今月、東京都と大阪で開催した「入試分析セミナー」でもお話ししたのですが、今年の難関校の算数で印象に残ったのが、「手を動かす」問題が多かったことです。
特に首都圏の中学校で、この傾向が顕著に感じられました。

「受験テクニック」を教え込まれてきた子の中には、能力が高いにもかかわらず、せっせと数えだしたり試行錯誤するような類のことに対してモチベーションが低い子がいます。

まるで、そんな子をはじくことを意図して作られたような問題が多かったのです。

もちろん、解法を知っていること、覚えていることは重要です。
しかし「便利な必殺技」を知っているだけでなんとかなる問題は、少なくとも難関校の入試からはなくなっています。
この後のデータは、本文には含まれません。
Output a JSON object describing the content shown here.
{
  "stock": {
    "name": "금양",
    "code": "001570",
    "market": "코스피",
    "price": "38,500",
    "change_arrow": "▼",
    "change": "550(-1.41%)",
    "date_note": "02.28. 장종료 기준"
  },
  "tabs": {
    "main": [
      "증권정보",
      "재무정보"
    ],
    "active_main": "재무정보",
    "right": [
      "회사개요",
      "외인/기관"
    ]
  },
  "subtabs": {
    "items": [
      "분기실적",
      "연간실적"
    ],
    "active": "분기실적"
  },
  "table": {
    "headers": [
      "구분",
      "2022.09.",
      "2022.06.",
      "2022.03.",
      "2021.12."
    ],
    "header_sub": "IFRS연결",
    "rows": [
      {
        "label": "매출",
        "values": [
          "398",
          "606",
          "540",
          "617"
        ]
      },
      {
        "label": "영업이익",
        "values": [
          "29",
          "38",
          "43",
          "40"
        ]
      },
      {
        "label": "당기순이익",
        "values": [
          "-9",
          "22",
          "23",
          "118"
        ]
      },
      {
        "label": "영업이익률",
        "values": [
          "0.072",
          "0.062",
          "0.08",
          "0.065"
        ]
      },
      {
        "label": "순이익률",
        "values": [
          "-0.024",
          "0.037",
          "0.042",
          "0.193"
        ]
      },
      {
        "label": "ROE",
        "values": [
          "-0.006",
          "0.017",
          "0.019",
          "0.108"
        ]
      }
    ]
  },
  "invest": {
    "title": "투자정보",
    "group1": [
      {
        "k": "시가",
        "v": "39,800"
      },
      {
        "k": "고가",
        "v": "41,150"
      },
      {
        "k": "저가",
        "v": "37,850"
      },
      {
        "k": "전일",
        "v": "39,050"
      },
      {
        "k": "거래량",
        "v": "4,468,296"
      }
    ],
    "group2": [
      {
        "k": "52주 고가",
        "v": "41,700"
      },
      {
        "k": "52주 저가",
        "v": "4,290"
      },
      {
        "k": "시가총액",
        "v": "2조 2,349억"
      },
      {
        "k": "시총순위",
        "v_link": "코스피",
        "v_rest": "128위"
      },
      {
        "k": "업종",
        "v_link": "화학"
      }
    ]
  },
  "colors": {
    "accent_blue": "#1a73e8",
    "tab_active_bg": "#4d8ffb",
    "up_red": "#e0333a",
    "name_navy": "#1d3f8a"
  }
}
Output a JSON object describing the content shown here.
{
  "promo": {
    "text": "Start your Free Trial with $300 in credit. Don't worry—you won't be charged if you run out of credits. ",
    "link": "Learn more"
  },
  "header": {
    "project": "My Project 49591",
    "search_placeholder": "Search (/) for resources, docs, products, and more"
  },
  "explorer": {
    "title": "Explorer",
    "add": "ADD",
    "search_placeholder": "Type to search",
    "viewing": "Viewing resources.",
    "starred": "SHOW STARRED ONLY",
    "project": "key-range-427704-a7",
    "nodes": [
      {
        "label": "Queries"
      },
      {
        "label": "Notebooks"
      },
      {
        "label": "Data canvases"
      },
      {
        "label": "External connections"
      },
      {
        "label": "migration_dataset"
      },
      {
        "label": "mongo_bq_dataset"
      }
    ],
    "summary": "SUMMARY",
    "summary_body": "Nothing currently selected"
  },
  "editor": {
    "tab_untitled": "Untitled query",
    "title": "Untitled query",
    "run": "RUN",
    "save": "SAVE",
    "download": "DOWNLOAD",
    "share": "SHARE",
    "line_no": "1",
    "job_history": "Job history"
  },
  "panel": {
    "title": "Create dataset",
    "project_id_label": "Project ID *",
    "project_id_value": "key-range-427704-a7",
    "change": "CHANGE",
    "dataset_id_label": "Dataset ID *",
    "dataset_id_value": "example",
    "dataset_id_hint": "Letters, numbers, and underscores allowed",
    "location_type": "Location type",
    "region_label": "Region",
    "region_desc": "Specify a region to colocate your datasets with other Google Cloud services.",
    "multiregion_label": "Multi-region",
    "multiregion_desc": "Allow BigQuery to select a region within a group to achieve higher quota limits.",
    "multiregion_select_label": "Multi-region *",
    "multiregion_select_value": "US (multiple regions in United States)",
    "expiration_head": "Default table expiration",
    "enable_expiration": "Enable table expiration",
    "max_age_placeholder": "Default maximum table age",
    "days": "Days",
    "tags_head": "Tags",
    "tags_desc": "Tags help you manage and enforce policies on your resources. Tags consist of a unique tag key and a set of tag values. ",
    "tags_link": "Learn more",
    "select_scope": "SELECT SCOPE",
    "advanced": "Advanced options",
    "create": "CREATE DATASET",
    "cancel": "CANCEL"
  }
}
この流れは、今後も変わらないのではないかと思っています。

たとえば筑波大駒場中は、例年「解き方はわかるんだけど、正解を出すのは難しい」タイプの問題を出題します。
日々がんばって勉強に取り組んできたかを見るのに、知識の量ではなく「作業力」で測っているかのような問題です。

今年は開成中も(昨年は「易しすぎる」と話題になりましたが)じっくり読んで状況を整理、理解しないと合格点が狙えないような問題でした。

「知っているだけ」
「覚えているだけ」

でなんとかなる問題は、明らかに1問もなかったと言えます。

来年以降、難関校の受験を目指している受験生には、ぜひ「数えだす」「書き出す」「整理する」といった、算数の基本とも言える力に注目して勉強しておいていただきたいと思います。

そのためには、日々塾の宿題に忙殺されるような状態は避けねばなりませんね。

いつも色んなところでお伝えしていることですが、宿題は取捨選択して優先順位をつけ、順位の高いものから重点的に取り組むことです。

とはいえ、お母さんが優先順位をつけるのもなかなか難しいもので、そんなお手伝いをするのも私たち家庭教師の役割です。

まずは、塾の先生に「今週の宿題の中で特に大切な問題はどれですか?」と質問してみるのもいい方法だと思います。(塾の先生がどれくらい力になってくれるかによりますが・・・)

「宿題は何が何でも全部やる」という考え方から、まずは抜け出してみるのが重要です。